Mark Crowther, professor and chair of the Department of Medicine, has been elected as a Fellow of the Royal Society of Canada.
Crowther received the honour in recognition of his research contributions toward the treatment and prevention of blood clot complications.
As such, he has been elected to the Academy of Science of the Royal Society of Canada, which is the country's highest academic honour.
"It is a great honour to be selected to the Royal Society of Canada," says Crowther. "This organization, that brings together some of Canada's most prestigious leaders in a wide variety of domains, is a wonderful group to join. While I remain surprised that I 'exceeded the bar' for this group I will do my utmost to live up to, and exceed, the expectations of the Royal Society."

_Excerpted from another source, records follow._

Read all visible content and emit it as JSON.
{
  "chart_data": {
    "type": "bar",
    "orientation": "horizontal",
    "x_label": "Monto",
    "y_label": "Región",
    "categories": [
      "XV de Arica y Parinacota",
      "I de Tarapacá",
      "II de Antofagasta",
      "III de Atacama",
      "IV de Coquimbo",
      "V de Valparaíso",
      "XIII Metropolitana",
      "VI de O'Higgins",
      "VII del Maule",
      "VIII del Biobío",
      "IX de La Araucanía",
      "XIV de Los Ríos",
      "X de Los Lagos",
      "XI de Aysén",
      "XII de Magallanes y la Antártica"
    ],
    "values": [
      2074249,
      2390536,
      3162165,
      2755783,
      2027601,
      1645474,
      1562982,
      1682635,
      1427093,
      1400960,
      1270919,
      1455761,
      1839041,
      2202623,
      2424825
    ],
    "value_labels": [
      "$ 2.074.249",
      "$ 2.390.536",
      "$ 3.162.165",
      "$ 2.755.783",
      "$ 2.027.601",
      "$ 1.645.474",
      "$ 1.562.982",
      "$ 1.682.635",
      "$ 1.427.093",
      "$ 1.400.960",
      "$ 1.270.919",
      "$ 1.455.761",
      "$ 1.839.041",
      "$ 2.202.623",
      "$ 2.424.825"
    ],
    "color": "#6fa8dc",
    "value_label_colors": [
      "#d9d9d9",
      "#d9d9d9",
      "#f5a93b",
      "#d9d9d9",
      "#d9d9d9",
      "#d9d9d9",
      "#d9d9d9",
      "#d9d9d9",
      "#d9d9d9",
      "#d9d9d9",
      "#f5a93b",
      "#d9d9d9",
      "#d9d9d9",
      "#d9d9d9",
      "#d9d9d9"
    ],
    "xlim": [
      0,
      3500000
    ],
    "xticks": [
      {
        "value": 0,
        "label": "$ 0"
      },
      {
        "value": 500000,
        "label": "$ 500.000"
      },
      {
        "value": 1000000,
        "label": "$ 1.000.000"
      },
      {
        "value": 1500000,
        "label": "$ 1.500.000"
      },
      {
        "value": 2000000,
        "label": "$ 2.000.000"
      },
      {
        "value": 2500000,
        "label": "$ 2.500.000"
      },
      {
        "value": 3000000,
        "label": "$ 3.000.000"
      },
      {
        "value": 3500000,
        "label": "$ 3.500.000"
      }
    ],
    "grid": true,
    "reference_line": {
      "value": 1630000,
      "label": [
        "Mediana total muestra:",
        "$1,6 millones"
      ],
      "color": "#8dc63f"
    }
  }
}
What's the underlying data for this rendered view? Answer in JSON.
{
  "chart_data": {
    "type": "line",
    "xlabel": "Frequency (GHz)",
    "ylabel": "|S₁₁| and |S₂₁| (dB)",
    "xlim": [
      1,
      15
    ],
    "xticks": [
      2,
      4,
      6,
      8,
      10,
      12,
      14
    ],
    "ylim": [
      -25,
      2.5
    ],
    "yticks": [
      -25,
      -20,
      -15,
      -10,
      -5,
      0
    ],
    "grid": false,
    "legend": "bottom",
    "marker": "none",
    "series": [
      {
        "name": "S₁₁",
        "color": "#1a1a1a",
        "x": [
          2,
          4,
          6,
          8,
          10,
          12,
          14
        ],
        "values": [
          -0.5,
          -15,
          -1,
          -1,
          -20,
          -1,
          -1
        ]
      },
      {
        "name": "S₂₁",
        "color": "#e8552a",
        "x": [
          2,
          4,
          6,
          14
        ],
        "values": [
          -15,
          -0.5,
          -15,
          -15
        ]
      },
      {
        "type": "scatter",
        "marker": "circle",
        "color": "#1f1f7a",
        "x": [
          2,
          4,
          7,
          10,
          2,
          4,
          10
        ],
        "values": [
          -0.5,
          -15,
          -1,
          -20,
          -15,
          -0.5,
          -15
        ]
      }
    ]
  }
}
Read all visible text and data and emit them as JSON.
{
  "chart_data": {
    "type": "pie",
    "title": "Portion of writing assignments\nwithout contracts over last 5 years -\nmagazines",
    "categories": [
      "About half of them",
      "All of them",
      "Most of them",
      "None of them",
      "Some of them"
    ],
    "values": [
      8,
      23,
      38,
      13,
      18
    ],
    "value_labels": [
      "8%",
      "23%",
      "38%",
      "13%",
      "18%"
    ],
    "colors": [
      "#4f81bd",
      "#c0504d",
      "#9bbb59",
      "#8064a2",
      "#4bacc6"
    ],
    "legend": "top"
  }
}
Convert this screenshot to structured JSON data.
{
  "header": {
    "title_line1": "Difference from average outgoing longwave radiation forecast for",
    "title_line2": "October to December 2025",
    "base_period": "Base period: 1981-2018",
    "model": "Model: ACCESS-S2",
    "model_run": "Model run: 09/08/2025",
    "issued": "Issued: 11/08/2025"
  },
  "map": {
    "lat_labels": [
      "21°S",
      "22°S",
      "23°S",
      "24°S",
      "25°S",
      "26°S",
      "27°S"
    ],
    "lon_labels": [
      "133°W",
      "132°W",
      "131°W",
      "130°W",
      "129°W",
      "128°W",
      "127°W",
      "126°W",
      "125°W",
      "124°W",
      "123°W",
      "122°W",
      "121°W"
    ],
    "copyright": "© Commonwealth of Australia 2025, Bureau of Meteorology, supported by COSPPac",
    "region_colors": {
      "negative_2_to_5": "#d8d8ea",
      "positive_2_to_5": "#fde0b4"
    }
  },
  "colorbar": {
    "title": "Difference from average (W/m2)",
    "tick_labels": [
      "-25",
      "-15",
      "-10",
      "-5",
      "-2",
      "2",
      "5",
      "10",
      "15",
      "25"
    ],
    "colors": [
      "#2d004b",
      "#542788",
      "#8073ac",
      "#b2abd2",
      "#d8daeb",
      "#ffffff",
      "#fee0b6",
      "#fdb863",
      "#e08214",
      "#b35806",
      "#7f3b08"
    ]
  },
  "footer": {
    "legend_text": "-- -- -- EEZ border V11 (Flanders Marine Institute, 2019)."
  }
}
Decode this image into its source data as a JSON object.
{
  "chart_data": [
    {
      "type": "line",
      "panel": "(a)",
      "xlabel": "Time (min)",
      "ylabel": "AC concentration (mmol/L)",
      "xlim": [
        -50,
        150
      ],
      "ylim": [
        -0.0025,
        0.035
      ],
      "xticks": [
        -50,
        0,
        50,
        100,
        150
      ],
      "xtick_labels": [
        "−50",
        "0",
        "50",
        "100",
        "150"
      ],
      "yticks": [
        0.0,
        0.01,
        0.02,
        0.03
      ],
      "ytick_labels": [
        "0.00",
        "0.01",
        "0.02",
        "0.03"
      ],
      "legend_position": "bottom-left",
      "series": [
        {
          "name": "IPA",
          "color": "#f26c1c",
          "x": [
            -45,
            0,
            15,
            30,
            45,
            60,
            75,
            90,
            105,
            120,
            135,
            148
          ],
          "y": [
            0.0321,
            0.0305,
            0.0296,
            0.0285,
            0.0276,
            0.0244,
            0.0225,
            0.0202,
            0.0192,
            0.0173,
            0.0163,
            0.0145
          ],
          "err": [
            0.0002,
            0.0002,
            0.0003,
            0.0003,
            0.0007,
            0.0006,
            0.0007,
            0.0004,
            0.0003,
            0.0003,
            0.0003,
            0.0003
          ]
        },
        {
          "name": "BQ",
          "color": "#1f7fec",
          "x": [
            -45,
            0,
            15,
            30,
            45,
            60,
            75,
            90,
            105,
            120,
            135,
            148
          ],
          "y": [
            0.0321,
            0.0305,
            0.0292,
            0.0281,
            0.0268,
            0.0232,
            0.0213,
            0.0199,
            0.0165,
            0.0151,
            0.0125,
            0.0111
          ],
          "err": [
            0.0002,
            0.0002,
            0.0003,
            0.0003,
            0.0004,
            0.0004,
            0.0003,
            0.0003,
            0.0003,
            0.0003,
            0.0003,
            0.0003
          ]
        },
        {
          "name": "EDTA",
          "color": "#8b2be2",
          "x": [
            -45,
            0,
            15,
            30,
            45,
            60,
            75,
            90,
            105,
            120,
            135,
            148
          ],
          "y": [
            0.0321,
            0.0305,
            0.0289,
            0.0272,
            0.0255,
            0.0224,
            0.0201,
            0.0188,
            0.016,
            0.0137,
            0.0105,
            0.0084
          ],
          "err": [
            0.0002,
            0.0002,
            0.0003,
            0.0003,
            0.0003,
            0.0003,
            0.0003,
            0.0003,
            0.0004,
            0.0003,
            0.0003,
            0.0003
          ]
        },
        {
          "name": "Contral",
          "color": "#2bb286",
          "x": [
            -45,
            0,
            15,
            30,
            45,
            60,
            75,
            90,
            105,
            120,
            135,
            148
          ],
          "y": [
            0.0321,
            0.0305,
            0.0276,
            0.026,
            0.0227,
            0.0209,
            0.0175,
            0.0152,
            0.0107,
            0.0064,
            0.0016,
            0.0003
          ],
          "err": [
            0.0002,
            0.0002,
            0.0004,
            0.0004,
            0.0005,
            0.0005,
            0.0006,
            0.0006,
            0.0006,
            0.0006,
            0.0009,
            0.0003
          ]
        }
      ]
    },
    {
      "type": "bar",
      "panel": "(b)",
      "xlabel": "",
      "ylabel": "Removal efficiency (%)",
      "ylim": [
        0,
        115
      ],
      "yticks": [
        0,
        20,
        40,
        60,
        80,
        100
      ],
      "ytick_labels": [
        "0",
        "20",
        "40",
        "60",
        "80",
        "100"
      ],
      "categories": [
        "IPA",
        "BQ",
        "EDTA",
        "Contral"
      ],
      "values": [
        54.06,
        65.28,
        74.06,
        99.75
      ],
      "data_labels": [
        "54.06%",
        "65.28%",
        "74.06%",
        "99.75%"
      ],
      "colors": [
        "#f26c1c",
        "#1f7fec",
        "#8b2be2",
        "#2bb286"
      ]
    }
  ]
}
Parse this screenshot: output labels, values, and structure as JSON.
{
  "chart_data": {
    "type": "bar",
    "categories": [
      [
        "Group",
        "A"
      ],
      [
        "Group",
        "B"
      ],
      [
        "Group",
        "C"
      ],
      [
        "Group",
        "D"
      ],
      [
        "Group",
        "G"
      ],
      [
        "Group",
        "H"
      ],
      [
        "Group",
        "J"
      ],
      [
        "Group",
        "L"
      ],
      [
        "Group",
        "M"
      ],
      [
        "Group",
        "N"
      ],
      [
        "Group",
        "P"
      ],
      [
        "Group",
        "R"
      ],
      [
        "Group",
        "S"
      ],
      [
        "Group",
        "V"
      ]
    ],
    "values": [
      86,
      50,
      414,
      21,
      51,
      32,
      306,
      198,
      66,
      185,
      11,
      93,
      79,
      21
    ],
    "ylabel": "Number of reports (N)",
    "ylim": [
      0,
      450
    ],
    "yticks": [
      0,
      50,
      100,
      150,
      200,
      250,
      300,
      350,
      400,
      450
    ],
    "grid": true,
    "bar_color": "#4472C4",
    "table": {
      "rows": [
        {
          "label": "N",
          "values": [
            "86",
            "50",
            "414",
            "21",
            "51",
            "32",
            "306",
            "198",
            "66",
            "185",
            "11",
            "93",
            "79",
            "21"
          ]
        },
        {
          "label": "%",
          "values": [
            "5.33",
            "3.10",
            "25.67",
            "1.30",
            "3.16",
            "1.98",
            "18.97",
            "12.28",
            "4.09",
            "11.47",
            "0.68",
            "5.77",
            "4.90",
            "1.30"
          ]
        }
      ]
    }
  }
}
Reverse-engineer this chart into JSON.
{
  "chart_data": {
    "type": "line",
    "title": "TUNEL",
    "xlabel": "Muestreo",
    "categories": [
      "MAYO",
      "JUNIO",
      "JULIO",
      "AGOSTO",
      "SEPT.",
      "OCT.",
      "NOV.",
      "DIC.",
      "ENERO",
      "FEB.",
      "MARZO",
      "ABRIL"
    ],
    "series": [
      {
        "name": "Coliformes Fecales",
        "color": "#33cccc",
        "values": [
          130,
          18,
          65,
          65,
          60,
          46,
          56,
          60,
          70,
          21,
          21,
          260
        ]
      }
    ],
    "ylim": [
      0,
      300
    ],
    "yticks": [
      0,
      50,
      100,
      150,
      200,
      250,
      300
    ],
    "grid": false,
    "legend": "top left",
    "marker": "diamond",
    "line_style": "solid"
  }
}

Crowther holds joint appointments to the departments of medicine and pathology and molecular medicine, and he is also an associate member of the Department of Health Research Methods, Evidence and Impact.
Crowther's research is focused on exploring ways to improve existing anticoagulant drugs. He is currently investigating whether daily, fixed, small doses of Vitamin K can improve the quality of the commonly used blood thinner, warfarin, and he is also studying the use of anticoagulant drugs in patients with kidney failure, in addition to a number of other research projects.
His clinical interest is in the treatment and prevention of blood clotting complications.
"His work has altered clinical practice with key research achievements in developing optimal therapies to improve the quality of anticoagulant control," reads Crowther's citation from the Royal Society of Canada.
"He has also developed and published guidelines aimed at improving clinical practice, subsequently benefiting the millions of patients worldwide who suffer from hematologic conditions."
Crowther holds a Career Investigator Award from the Heart and Stroke Foundation of Ontario and is the LEO Pharma Chair in Thromboembolism Research. He is the past chair of the Department of Pathology and Molecular Medicine and the past vice-president of research at St. Joseph's Healthcare Hamilton.
Crowther, along with Lorraine York, professor of English and cultural studies at McMaster, will be inducted into the Royal Society on Nov. 23 in Winnipeg, Man.
The pair brings the total number of McMaster affiliated Fellows of the Royal Society to 71.